Sharing in D

Sean Kelly sean at invisibleduck.org
Thu Jul 31 13:37:06 PDT 2008


== Quote from bearophile (bearophileHUGS at lycos.com)'s article
> Sean Kelly:
> > I am very much concerned that the "future of D" is
> > as a general applications language and that its systems language roots will
> > be left to rot.  And who needs another applications language, anyway?  The
> > world has a million of them.
> I think D is already partially unfit for being a system language, the runtime memory footprint is large; here it's
compared with Free Pascal:
> http://shootout.alioth.debian.org/gp4/benchmark.php?test=all&lang=dlang&lang2=fpascal

Agreed.  This is largely related to the generated TypeInfo, and is somewhat annoying.

> The GC can be disabled, but you have to carry it around in the executable anyway. The size of the executables
produced by DMD is large compared to the exes you obtain from stripped C. At the moment you can't run such things
on sytems with little RAM, as you can do with C.

It's actually possible to create a D application that doesn't have a GC at all.  Tango even supports
this out of the box.  The downside is that some language features rely on the existence of a GC
and won't work properly without one.  AAs are one example, and string concatenation is another.
However, a sufficiently diligent programmer could just not use these features, or the runtime
could be modified to explicitly support a GC-less application by making different assumptions
about what happens to discarded memory, etc.

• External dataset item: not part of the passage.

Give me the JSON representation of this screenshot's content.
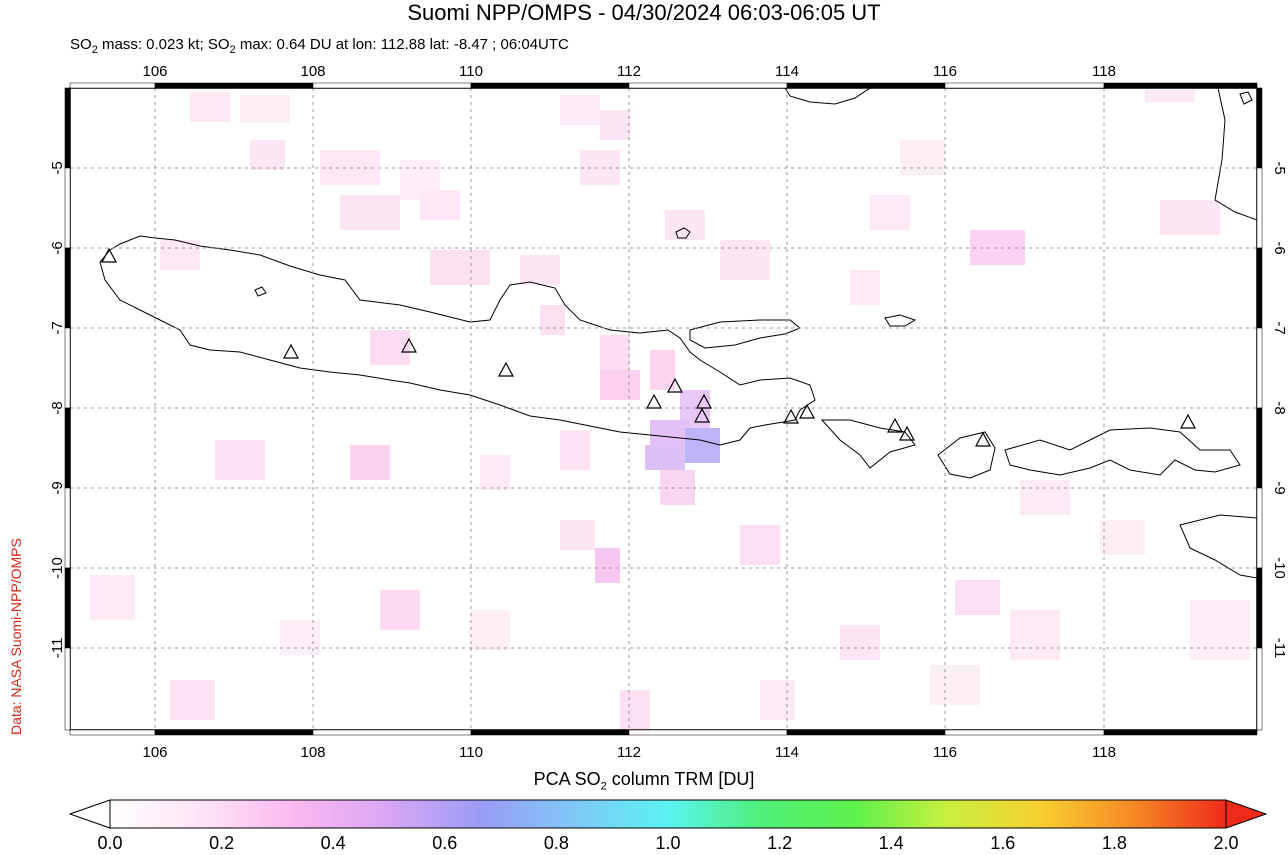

> Regarding the hard real time systems, I think people there are scared of a GC (even if in practice it's not a problem).
So at the moment there are many things you can do with C that are a problem to do with D.

There are soft real-time GCs.  In fact, I believe there are hard real-time GCs as well--the Metronome
project at IBM springs to mind.  I would love to see such a GC for D, but I don't have the time and am
also not certain that it's possible to make a hard real-time conservative GC (which D currently requires).
I would be inclined to think that such a GC would be incremental and thus require more comprehensive
type info, but I haven't given the topic enough thought to be certain about that.

All that said, I believe it's entirely possible to write performance-critical code in D so long as the
programmer is careful about memory allocation.  And as Walter has said before, because even
malloc is not time-constrained the same goes for any use of dynamic memory--GCs just magnify
the issue.  Server apps in Tango, for example, don't allocate any memory at all once initialization
is complete.  This is why they tend to be so blisteringly fast.  It's also why Tango is designed the
way it is--not always super-convenient for run of the mill apps programming, but quite scalable
for high-end work.  By contrast, I'd argue that Phobos is the opposite.